In the Standard Model, the masses of bosons are modified via interrelations with other bosons and fermions. This creates what are called ghost fields. Continually perturbing the ground state, matter radiates over these ghost fields, stirring up what has been termed quantum foam.
Boson-fermion interactions are called ghost fields because they are presumed to not exist. Ghost fields are instead treated as a computational tool: a mathematical necessity to maintain consistency in the Standard Model.
But then, ghost fields originate the virtual particles that appear 4d out of the ground state that comprises only vacuum energy. Virtual particles are now taken for granted as existing.

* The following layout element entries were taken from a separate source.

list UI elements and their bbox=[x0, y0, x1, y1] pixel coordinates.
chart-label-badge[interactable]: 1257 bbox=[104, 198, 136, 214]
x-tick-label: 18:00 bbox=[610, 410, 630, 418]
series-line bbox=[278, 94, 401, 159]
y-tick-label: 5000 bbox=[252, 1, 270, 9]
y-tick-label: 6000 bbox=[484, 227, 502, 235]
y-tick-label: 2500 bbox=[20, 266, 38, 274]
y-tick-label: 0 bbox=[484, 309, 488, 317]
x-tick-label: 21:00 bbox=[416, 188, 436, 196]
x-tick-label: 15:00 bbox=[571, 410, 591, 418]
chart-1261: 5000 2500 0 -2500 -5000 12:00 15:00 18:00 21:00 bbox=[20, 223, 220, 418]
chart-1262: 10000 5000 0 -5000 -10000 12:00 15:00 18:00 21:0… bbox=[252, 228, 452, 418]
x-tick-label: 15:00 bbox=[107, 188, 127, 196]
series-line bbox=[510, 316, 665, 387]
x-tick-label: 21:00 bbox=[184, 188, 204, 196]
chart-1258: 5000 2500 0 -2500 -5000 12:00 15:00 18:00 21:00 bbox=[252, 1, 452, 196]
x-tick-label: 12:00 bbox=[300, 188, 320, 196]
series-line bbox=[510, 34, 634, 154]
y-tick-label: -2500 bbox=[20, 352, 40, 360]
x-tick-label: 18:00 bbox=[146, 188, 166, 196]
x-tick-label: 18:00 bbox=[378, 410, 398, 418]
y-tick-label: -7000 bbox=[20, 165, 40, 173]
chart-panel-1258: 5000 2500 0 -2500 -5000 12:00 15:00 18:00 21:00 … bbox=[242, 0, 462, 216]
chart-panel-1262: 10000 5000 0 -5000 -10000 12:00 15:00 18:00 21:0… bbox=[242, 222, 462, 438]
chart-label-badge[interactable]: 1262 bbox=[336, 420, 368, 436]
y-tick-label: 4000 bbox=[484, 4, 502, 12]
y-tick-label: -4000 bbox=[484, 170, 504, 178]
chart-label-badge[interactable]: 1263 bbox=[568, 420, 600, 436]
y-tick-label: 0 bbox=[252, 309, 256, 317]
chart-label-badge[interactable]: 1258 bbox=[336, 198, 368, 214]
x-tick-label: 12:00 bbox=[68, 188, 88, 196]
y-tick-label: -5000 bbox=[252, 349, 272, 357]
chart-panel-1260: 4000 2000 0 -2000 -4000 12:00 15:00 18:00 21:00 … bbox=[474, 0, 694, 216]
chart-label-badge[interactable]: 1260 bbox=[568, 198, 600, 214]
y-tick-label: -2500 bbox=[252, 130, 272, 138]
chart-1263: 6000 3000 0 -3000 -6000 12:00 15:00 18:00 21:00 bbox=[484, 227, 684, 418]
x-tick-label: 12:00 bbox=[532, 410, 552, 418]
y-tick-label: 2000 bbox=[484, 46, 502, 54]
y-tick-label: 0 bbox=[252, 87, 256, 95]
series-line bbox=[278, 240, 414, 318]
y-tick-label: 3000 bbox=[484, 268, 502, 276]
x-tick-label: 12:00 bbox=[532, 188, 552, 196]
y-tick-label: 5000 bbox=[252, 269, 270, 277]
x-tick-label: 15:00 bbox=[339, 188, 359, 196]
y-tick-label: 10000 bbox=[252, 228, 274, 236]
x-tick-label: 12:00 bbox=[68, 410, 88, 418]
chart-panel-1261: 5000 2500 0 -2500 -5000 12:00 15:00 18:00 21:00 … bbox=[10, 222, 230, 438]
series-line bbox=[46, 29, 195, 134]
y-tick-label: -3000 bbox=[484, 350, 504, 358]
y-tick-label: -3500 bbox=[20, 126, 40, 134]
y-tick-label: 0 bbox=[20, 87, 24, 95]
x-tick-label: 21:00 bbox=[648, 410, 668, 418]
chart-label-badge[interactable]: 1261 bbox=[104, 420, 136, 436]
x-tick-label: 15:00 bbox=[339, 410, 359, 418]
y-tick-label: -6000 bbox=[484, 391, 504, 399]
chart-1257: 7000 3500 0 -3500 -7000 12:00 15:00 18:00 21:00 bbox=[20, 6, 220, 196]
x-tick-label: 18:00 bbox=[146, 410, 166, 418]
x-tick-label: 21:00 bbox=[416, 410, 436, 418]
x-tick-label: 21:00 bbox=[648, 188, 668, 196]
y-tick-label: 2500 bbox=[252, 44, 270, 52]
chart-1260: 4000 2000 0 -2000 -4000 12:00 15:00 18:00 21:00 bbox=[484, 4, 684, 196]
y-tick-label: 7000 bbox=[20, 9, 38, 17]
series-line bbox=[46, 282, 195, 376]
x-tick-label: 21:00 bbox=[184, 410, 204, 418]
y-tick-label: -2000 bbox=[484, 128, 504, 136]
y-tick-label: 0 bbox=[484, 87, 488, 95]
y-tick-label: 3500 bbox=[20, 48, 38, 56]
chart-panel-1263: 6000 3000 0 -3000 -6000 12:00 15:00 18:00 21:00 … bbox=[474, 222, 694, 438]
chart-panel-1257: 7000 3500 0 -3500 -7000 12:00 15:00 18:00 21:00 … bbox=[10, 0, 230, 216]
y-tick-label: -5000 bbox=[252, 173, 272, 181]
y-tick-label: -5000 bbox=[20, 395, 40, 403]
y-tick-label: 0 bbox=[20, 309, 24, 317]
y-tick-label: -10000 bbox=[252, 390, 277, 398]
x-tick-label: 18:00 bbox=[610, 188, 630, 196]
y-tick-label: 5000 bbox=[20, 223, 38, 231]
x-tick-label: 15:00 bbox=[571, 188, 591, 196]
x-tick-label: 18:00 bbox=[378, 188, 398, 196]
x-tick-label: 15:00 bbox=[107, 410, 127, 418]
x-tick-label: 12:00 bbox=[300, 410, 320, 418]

There is a paradox in granting virtual particles existence but considering their creator – ghost fields – to be a fictional construct. It portrays the Standard Model as purely mathematical mumbo-jumbo, despite SM’s many points of convergence with actuality.
Ghost fields play a critical role in producing a loopy hierarchy of particles in SM, thus creating considerable complexity in the Standard Model construct. This hierarchy problem prompted theoretical physicists to derive a more elegant mathematical solution, called supersymmetry (SUSY).
Alas, several SUSY predictions are contradicted by evidence. For example, supersymmetry predicts that electrons have a slightly oval deformation, owing to their having an electric dipole moment, which has yet to be found. Instead, electrons are perfectly spherical.
Supersymmetry is not the only alternative to the Standard Model. Another – string theory – predates SM. While not mainstream, string theory and its offshoot, brane theory, have many adherents.